Screenwriter Laura Santullo’s portrayal of insurance company bureaucrats was truly effective. In a traditional narrative, these rich individuals would make up for despicable villains. But here they are just uncaring, tired, and ineffectual people. Their humanity is just barricaded within the inviolable fort of apathy and strictly profit-minded pursuits. When threatened with violence the bureaucrats impart inefficient sympathy; inefficient because their fragmented responsibility is inherently designed to deny the just action, while the collective responsibility commingles to commit the wrong activity. Jana Raluy delivers a compelling performance as Sonia. Her character is striped off vanity or annoying self-righteousness or glamor. Although the path she takes is questionable, we can easily relate to her despair, since the kind of insane system that pushes people to their breaking point is in place all over the world. Jana Raluy is an experienced theater artist, but this is her first lead role in a movie. Raluy affixes certain clumsiness to Sonia’s actions, hinting at the character’s deep emotional turmoil. Her pained face effectively depicts the ethical conflicts tearing her inside out.  Sebastian Aguirre’s (played central character in Gueros) Dario was another well-written character. Dario unexpectedly tags along with his mother Sonia. He remains innocent bystander as well as an unwilling accomplice.
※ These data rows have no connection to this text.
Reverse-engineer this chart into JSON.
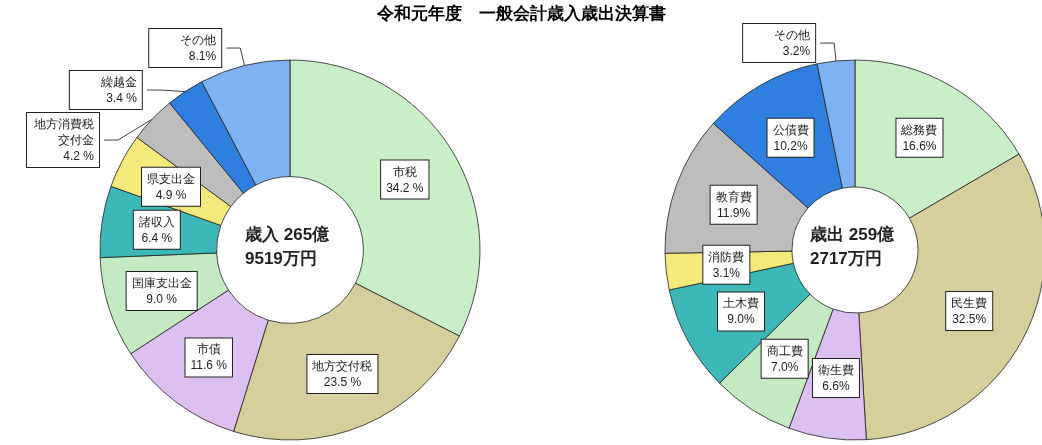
{
  "chart_data": [
    {
      "type": "donut",
      "title": "令和元年度　一般会計歳入歳出決算書",
      "annotations": [
        "歳入 265億\n9519万円"
      ],
      "categories": [
        "市税",
        "地方交付税",
        "市債",
        "国庫支出金",
        "諸収入",
        "県支出金",
        "地方消費税交付金",
        "繰越金",
        "その他"
      ],
      "values": [
        34.2,
        23.5,
        11.6,
        9.0,
        6.4,
        4.9,
        4.2,
        3.4,
        8.1
      ],
      "value_labels": [
        "34.2 %",
        "23.5 %",
        "11.6 %",
        "9.0 %",
        "6.4 %",
        "4.9 %",
        "4.2 %",
        "3.4 %",
        "8.1%"
      ],
      "colors": [
        "#c8efc8",
        "#d6cf9c",
        "#dcc0f2",
        "#c4eac4",
        "#3cb8b8",
        "#f4ea7c",
        "#bdbdbd",
        "#2f7fe0",
        "#7fb2f2"
      ]
    },
    {
      "type": "donut",
      "annotations": [
        "歳出 259億\n2717万円"
      ],
      "categories": [
        "総務費",
        "民生費",
        "衛生費",
        "商工費",
        "土木費",
        "消防費",
        "教育費",
        "公債費",
        "その他"
      ],
      "values": [
        16.6,
        32.5,
        6.6,
        7.0,
        9.0,
        3.1,
        11.9,
        10.2,
        3.2
      ],
      "value_labels": [
        "16.6%",
        "32.5%",
        "6.6%",
        "7.0%",
        "9.0%",
        "3.1%",
        "11.9%",
        "10.2%",
        "3.2%"
      ],
      "colors": [
        "#c8efc8",
        "#d6cf9c",
        "#dcc0f2",
        "#c4eac4",
        "#3cb8b8",
        "#f4ea7c",
        "#bdbdbd",
        "#2f7fe0",
        "#7fb2f2"
      ]
    }
  ]
}
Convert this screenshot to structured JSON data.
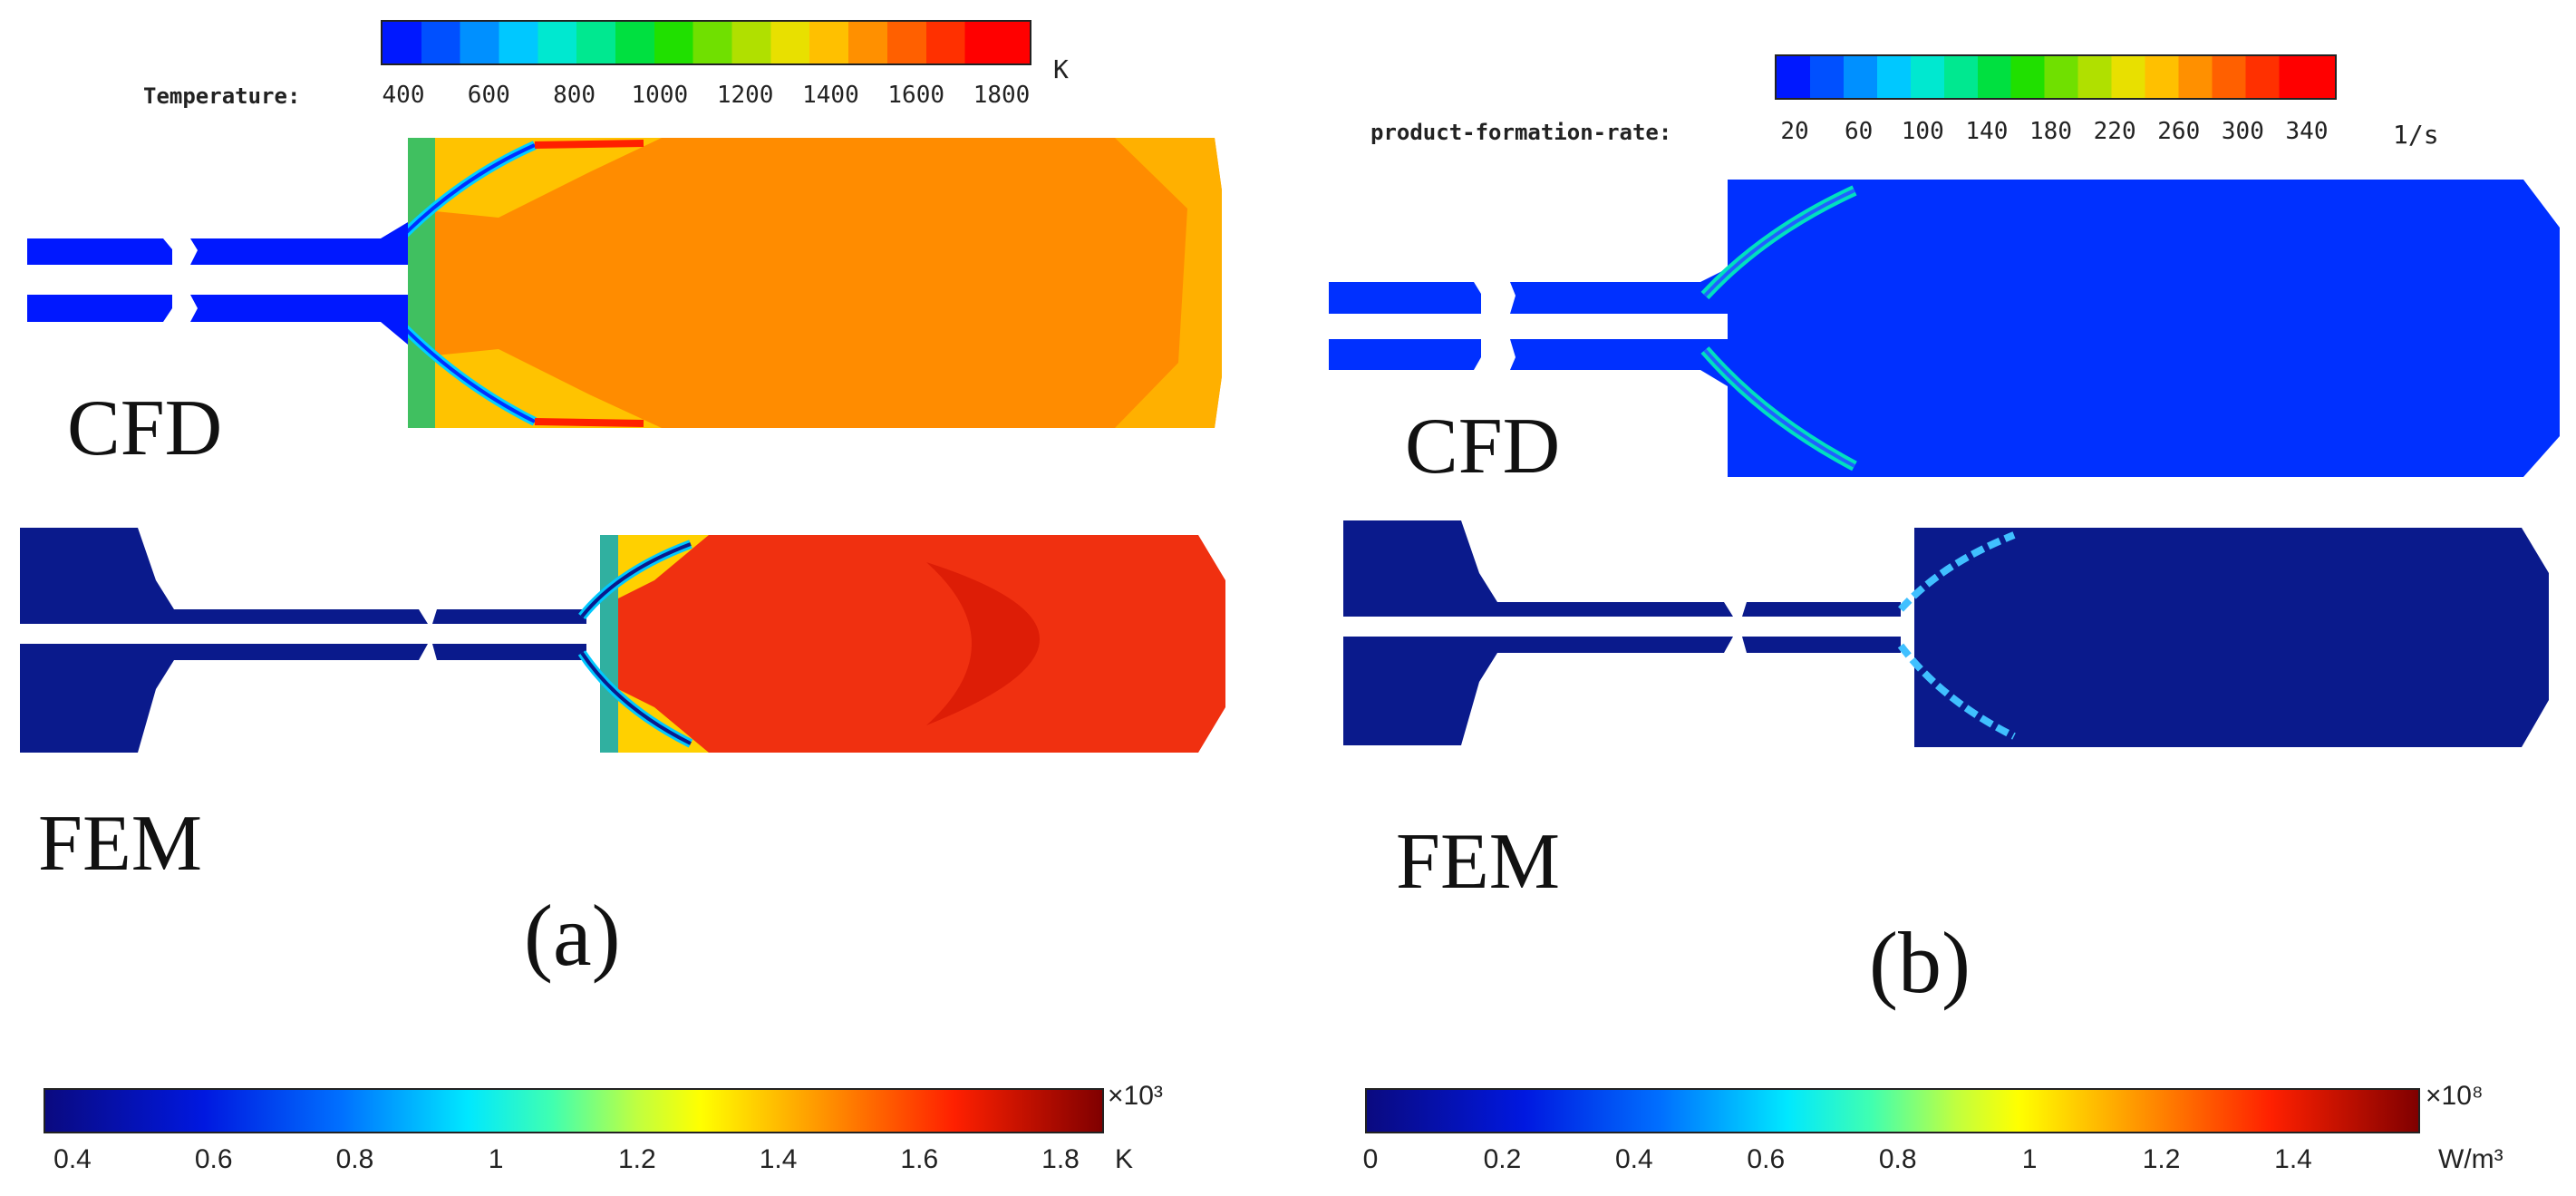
{
  "panel_a": {
    "label": "(a)",
    "cfd_label": "CFD",
    "fem_label": "FEM",
    "cfd_colorbar": {
      "title": "Temperature:",
      "unit": "K",
      "ticks": [
        "400",
        "600",
        "800",
        "1000",
        "1200",
        "1400",
        "1600",
        "1800"
      ]
    },
    "fem_colorbar": {
      "exponent": "×10³",
      "unit": "K",
      "ticks": [
        "0.4",
        "0.6",
        "0.8",
        "1",
        "1.2",
        "1.4",
        "1.6",
        "1.8"
      ]
    },
    "colors": {
      "cfd_core": "#ff8c00",
      "fem_core": "#f03010",
      "wall": "#0018ff",
      "fem_wall": "#0a1a8c"
    }
  },
  "panel_b": {
    "label": "(b)",
    "cfd_label": "CFD",
    "fem_label": "FEM",
    "cfd_colorbar": {
      "title": "product-formation-rate:",
      "unit": "1/s",
      "ticks": [
        "20",
        "60",
        "100",
        "140",
        "180",
        "220",
        "260",
        "300",
        "340"
      ]
    },
    "fem_colorbar": {
      "exponent": "×10⁸",
      "unit": "W/m³",
      "ticks": [
        "0",
        "0.2",
        "0.4",
        "0.6",
        "0.8",
        "1",
        "1.2",
        "1.4"
      ]
    },
    "colors": {
      "cfd_core": "#0030ff",
      "fem_core": "#0a1a8c"
    }
  }
}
Dario’s emotional attachment to his mother’s actions perfectly reflects our own participation in the events (we want the boy to be safe & detached as well as help his mother at critical times). Eventually, one must thank Rodrigo Pla and Laura Santullo for not straying from the subtle approach or give in to the temptation of designing a climax bloodbath.




A Monster with a Thousand Heads (75 minutes) takes a familiar, if not a silly premise, and transcends it into a subtly powerful movie about common people’s rage on the bureaucratic apathy. Director Rodrigo Pla’s meticulously realized film-form contemplates how victims become criminals under the cold, judgmental eyes of the society.